I agree with Stan's conclusion as you summerize it. I often think, in fact, of how many impossible things we take for granted today that weren't even drempt of by SF writers when I was a kid: Cable television, cell phones, CD's to name but three. The very same people who dismiss SF and Fantasy as useless and worthless accept their microwave ovens and remote car lock thingies without a second, or first, thought. Where do they think these wonder toys came from? At the same time, the concept of mundane SF sort of blows my mind. If you're going to ban anything we don't have right now, you might as well simply write mainstream fiction. But then, I've always liked a touch of Fantasy and romance* in my SF.

*Romance. By this I do not necessarily mean kissy lovie stuff, though that's good too. I mean romance as in the romance of space. "The Green Hills of Earth" comes to mind as an example. No boy meets girl etc. in this story, but lots of romance. I hope you understand what I mean...

BTW congrats on the fact article. I'll look forward to reading it. Hmmm... Your fact article on RFID's led to a story in Analog and I think another published elsewhere. Might the rock smash article lead to a story?

Edward M. Lerner said...

Hi Catreona,

Broadly speaking, you're correct about a connection between my fact articles and my fiction. The cause-and-effect relationships are more complicated than you suggest.

The RFID article grew out of a story, not the other way around. "The Day of the RFIDs" appeared in 2005, in the antho Future Washington. But Stan discussed the story's premise in a 2006 editorial, which generated lots of reader letters -- and that discussion led to the Analog fact article that ran in 2007. (Admittedly, I later wrote "The Night of the RFIDs," which appeared in Analog in 2008.)

My 2008 Analog fact article, about nanotech, leveraged research I was doing for a book. I'll blog about Small Miracles, which deals with medical nanotech, closer to the book's release (not a long wait -- the book comes out in October).

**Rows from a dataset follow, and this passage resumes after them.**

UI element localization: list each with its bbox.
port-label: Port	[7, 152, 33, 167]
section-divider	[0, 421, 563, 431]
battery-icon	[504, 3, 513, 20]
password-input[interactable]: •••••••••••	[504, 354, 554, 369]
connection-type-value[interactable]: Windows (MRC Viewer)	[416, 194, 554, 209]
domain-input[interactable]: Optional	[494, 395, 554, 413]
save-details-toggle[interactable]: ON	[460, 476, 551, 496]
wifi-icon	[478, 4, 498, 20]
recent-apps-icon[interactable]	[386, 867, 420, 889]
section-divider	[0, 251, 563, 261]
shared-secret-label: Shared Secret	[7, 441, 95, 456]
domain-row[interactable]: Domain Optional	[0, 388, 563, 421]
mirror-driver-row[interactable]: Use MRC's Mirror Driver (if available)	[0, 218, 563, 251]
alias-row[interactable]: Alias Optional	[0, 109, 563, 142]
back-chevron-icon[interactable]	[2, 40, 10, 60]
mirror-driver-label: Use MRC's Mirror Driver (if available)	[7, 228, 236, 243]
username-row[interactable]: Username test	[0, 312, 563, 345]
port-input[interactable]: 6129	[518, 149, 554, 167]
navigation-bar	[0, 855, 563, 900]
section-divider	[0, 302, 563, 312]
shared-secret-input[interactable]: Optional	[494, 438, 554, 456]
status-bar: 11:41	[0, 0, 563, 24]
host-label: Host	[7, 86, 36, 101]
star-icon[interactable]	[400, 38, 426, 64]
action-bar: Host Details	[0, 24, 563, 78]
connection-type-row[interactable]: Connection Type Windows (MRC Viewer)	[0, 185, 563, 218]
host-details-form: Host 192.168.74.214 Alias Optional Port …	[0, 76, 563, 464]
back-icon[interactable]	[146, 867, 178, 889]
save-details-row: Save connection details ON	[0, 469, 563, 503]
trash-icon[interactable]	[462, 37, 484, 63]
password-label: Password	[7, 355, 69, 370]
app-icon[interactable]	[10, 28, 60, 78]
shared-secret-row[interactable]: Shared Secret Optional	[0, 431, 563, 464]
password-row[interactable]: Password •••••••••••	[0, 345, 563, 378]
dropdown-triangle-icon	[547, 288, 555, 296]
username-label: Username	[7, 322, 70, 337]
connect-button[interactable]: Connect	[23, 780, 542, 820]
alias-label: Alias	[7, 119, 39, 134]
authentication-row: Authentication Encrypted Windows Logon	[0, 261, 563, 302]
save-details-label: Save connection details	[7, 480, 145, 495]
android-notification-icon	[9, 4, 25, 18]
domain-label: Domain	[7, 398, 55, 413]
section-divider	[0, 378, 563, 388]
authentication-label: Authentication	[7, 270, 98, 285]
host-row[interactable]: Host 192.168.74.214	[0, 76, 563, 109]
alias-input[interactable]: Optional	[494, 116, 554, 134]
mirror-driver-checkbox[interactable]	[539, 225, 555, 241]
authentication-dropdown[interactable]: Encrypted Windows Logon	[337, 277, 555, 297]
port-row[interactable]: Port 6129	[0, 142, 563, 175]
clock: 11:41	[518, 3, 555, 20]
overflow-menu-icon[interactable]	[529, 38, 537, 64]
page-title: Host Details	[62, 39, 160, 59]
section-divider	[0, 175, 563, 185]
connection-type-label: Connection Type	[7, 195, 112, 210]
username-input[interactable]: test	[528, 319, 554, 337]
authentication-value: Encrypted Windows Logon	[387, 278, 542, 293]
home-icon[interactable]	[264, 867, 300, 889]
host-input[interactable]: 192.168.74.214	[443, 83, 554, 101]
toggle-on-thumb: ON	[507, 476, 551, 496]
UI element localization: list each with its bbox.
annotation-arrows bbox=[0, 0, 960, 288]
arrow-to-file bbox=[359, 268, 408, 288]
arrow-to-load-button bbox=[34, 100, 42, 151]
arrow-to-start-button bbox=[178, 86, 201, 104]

And this year's asteroid article? That began in an asteroid-deflection conference I attended as a member of SIGMA (a group of SF authors consulting pro bono to the government), but elements of what I learned may make it into a book whose research is just beginning.

- Ed

AReichl said...

I like "mundane SF". The first Science-Fiction story i ever read was about strange signals from Jupiter and an expedition to explore them (no - it was not "2001"). Flying around in our Solar System is the minimum i would expect from SF. Being confined only to earth would be - hmm - boring. Thats like practicing yoga - trying to look into yourself, finding nothing and finally getting crazy (if you weren't from the beginning).

The other extreme are the stories from Stephen Baxter - he has reached the limits of technology, space and time. These stories are a nice read from time to time.

The "best" is something inbetween (like the Mote stories from Niven/Pournelle). Faster-than-light yes, but it still takes time to reach another star. Laser weapons yes, but they get hot. Superior medicine yes, but dead is still dead.

Edward M. Lerner said...

My reservation about mundane SF (especially the more restrictive versions) is its inherent pessimism: that there's nothing more we can learn.

Can a story use perpetual motion and still be hard SF? my first reaction is no, because perpetual motion completely contradicts what physicists think they know.

What about FTL? I think FTL *can* be used in the hardest SF. Serious scientists look at variable light speed, extra dimensions beyond the four we experience, and multiverses. Why must SF restrict itself to an unproven orthodoxy that ignores possible routes to FTL?

And back to perpetual motion ... If a story taps those hidden dimensions or a parallel universe, what would otherwise be perpetual motion using only local resources might become doable.

In my mind it comes down to attitude and mindset. To me, hard SF involves embracing the possible (but not the fantastical).